Ohio Gov. John Kasich on Mondayrecycled a failed budget proposal to increase the state’s severance tax on unconventional oil and natural gas production to 6.5%.

Kasich rolled out his last biennial budget as governor on Monday, once again seeking revenue to fund a steep cut in the state’s personal income tax rates. Kasich’s 2018-2019 $66.9 billion budget proposes a 17% income tax cut and asks for more education funding. Money from the severance tax and proposed increases for other consumption taxes, such as the state sales tax and those on cigarettes and alcoholic beverages would primarily be used to cover the $3.1 billion needed to cut income taxes.

Kasich, a Republican, has consistently pushed an increase in the severance tax, equating it to a give-away for producers that pay far more in other states. He has proposed several rates since he took office in 2011, ranging from 1.5% to 6.5%. His latest proposal would also tax natural gas liquids at a rate of 4.5%, mirroring a failed 2015 proposal. Republican lawmakers, which bolstered their majorities in both chambers during the general election in November, have rejected the proposals every time, something Kasich acknowledged Monday is likely to happen again.

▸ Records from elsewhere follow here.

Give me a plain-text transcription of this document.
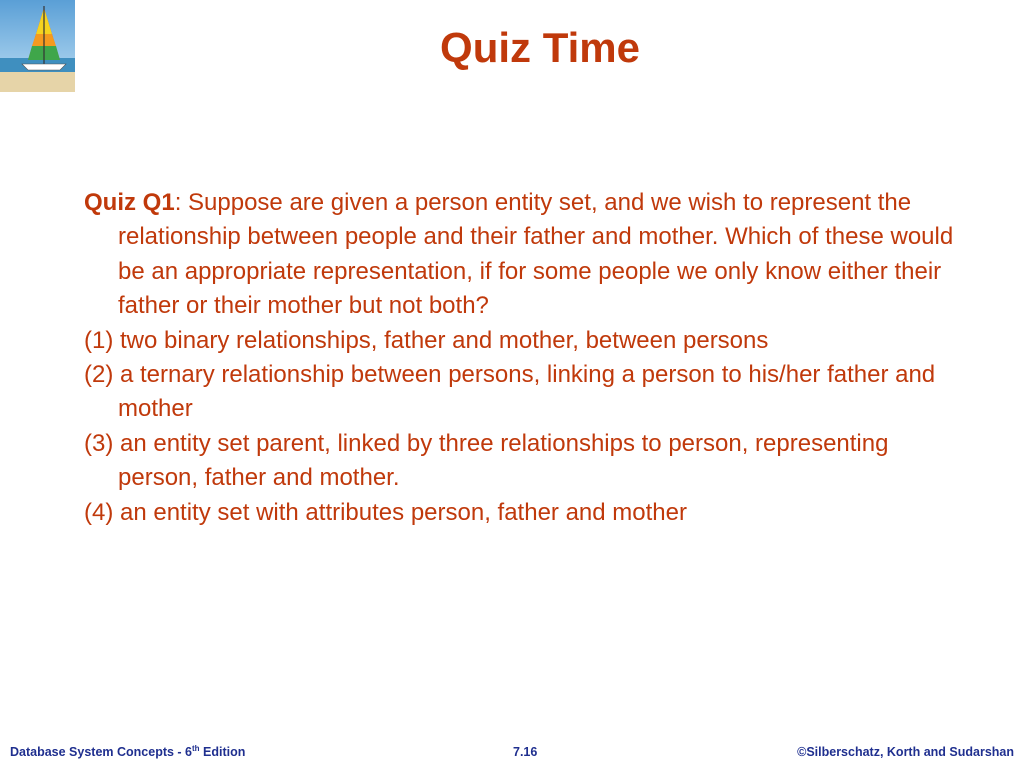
Quiz Time

Quiz Q1: Suppose are given a person entity set, and we wish to represent the relationship between people and their father and mother. Which of these would be an appropriate representation, if for some people we only know either their father or their mother but not both?

(1) two binary relationships, father and mother, between persons

(2) a ternary relationship between persons, linking a person to his/her father and mother

(3) an entity set parent, linked by three relationships to person, representing person, father and mother.

(4) an entity set with attributes person, father and mother

Database System Concepts - 6th Edition	7.16	©Silberschatz, Korth and Sudarshan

The industry has also railed against the proposals over the years. “Once again, the administration’s severance tax proposal is not in tune with the current market realities surrounding oil and gas production in Ohio,” said Shawn Bennett, executive vice president of the Ohio Oil and Gas Association. “While this industry continues to struggle from a market downturn, an increase of any kind would stifle development even further. For the Ohioans working in every facet of this industry including those who were laid off during the downturn, the last thing this industry needs is an added barrier to impede them from providing for their families.”

The Utica Shale has been among one of the U.S. onshore’s most ascendant plays in recent years. Production is expected to be about 3.9 Bcf/d this month, according to the Energy Information Administration. Since the first commercial Utica wells came online about six years ago, the state has permitted 2,359 horizontal wells and operators have drilled 1,889 of them. The industry does, however, enjoy one of the nation’s lowest severance tax rates, paying 3 cents/Mcf for natural gas and 20 cents/bbl for oil.

Kasich has been a proponent of increasing consumption taxes versus income taxes over the years to help spur the state’s economy. He said taxes have been cut by about $5 billion during his time in office. “This budget builds on the ideas we have shown are working: spending restraint, tax cuts and reform, and helping Ohioans prepare for in-demand jobs,” the governor said in a letter included with his budget.

He proposed in 2015 a 23% income tax cut, but lawmakers passed a 6.3% cut instead. That year, an Ohio legislative task force, charged with exploring the possibility of increasing the state’s severance tax on shale production, issued a 56-page report that failed to recommend a new rate and cautioned that any hikes should be slowly phased in.

State House Speaker Cliff Rosenberger said this month that lawmakers were not going to consider a change to the state’s severance tax. Kasich, however, said his proposal to increase it would generate $448 million over the next two year budget cycle, which begins in July.